JPMorgan réduit de manière proactive les valorisations des prêts logiciels en raison du risque lié à l'IA
JPMorgan Chase signale une prudence accrue sur le marché du crédit privé en réduisant de manière proactive la valorisation de certains prêts utilisés comme garantie par les fonds. L'action de la banque cible spécifiquement les prêts consentis aux entreprises de logiciels, qu'elle estime vulnérables aux perturbations causées par l'intelligence artificielle. Cette mesure préventive réduit efficacement le montant de l'effet de levier disponible pour les fonds de crédit privé qui empruntent auprès de JPMorgan.
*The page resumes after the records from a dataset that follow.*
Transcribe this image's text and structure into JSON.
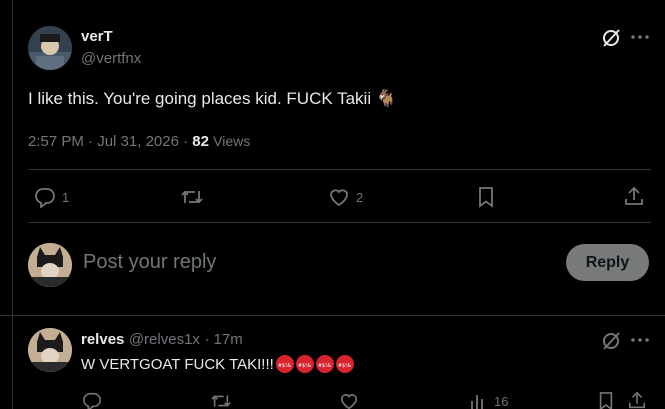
{
  "tweet": {
    "author_name": "verT",
    "author_handle": "@vertfnx",
    "text": "I like this. You're going places kid. FUCK Takii",
    "emoji": "🐐",
    "time": "2:57 PM",
    "date": "Jul 31, 2026",
    "views_count": "82",
    "views_label": "Views",
    "reply_count": "1",
    "like_count": "2"
  },
  "composer": {
    "placeholder": "Post your reply",
    "reply_label": "Reply"
  },
  "reply": {
    "author_name": "relves",
    "author_handle": "@relves1x",
    "age": "17m",
    "text": "W VERTGOAT FUCK TAKI!!!",
    "views_count": "16"
  },
  "colors": {
    "background": "#000000",
    "text_primary": "#e7e9ea",
    "text_secondary": "#71767b",
    "divider": "#2f3336",
    "reply_button_bg": "#787a7a"
  },
  "icons": {
    "grok": "grok-icon",
    "more": "more-icon",
    "reply": "reply-icon",
    "repost": "repost-icon",
    "like": "like-icon",
    "bookmark": "bookmark-icon",
    "share": "share-icon",
    "views": "views-icon"
  }
}
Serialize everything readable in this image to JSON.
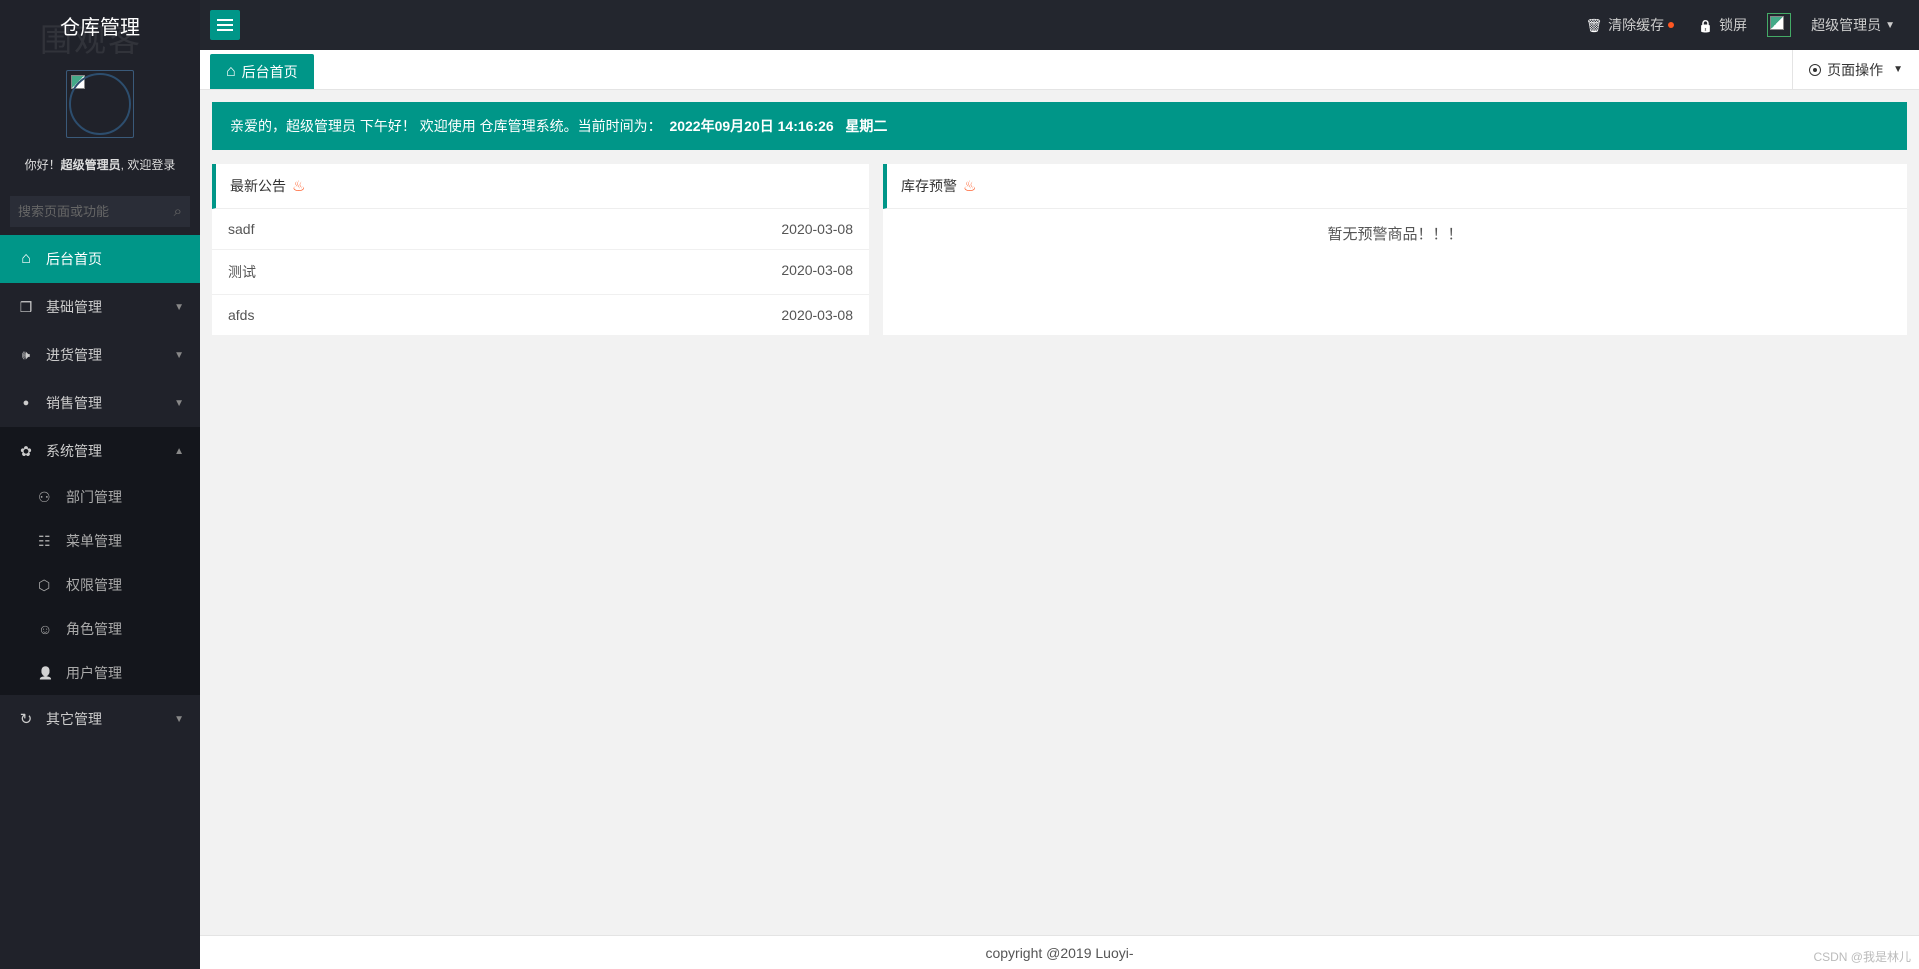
{
  "app_title": "仓库管理",
  "watermark": "围观客",
  "welcome_prefix": "你好！",
  "welcome_user": "超级管理员",
  "welcome_suffix": ", 欢迎登录",
  "search_placeholder": "搜索页面或功能",
  "nav": {
    "home": "后台首页",
    "basic": "基础管理",
    "purchase": "进货管理",
    "sales": "销售管理",
    "system": "系统管理",
    "other": "其它管理"
  },
  "system_sub": {
    "dept": "部门管理",
    "menu": "菜单管理",
    "perm": "权限管理",
    "role": "角色管理",
    "user": "用户管理"
  },
  "topbar": {
    "clear_cache": "清除缓存",
    "lock": "锁屏",
    "username": "超级管理员"
  },
  "tabs": {
    "home": "后台首页",
    "page_ops": "页面操作"
  },
  "banner": {
    "greeting_prefix": "亲爱的，",
    "greeting_user": "超级管理员",
    "greeting_time": " 下午好！",
    "welcome_text": " 欢迎使用 仓库管理系统。当前时间为：",
    "datetime": "2022年09月20日 14:16:26",
    "weekday": "星期二"
  },
  "panels": {
    "announce_title": "最新公告",
    "stock_title": "库存预警",
    "stock_empty": "暂无预警商品！！！"
  },
  "announcements": [
    {
      "title": "sadf",
      "date": "2020-03-08"
    },
    {
      "title": "测试",
      "date": "2020-03-08"
    },
    {
      "title": "afds",
      "date": "2020-03-08"
    }
  ],
  "footer": "copyright @2019 Luoyi-",
  "csdn": "CSDN @我是林儿"
}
La réévaluation reflète des préoccupations déjà apparues sur les marchés publics, où les actions de logiciels et les dettes connexes ont chuté cette année. Nombre de ces prêts concernent une période de valorisations élevées, telles que l'acquisition de Medallia par Thoma Bravo pour 6,4 milliards de dollars et le rachat de Zendesk par Hellman & Friedman pour 10,2 milliards de dollars. Bien que les sociétés de crédit privé affirment que ces entreprises de logiciels sont toujours en croissance, le PDG de JPMorgan, Jamie Dimon, a récemment déclaré aux investisseurs lors d'une réunion à huis clos que la banque adoptait une approche plus prudente pour financer les actifs logiciels.
Une clause contractuelle unique permet une dévaluation préventive
La capacité de JPMorgan à agir de manière préventive découle d'une caractéristique distincte de ses accords de prêt. Selon un exemple d'accord examiné par le Financial Times, la banque se réserve le droit de réévaluer la garantie à sa discrétion à tout moment. Cela contraste fortement avec les contrats de la plupart des autres banques, qui exigent généralement un événement déclencheur spécifique, tel qu'un défaut de paiement d'intérêts, avant de pouvoir ajuster les valeurs de garantie.
Ce pouvoir contractuel permet à la banque de gérer les risques en se basant sur sa propre analyse des actifs individuels et des facteurs macroéconomiques, plutôt que d'attendre qu'une crise éclate. Bien que les fonds de crédit privé puissent contester les dépréciations, le processus peut prendre des mois et implique une évaluation par un tiers, période pendant laquelle l'évaluation de JPMorgan reste en vigueur. Le co-PDG de la banque pour le commerce et la banque d'investissement, Troy Rohrbaugh, avait déjà annoncé ce virage conservateur lors d'une conférence d'analystes en février.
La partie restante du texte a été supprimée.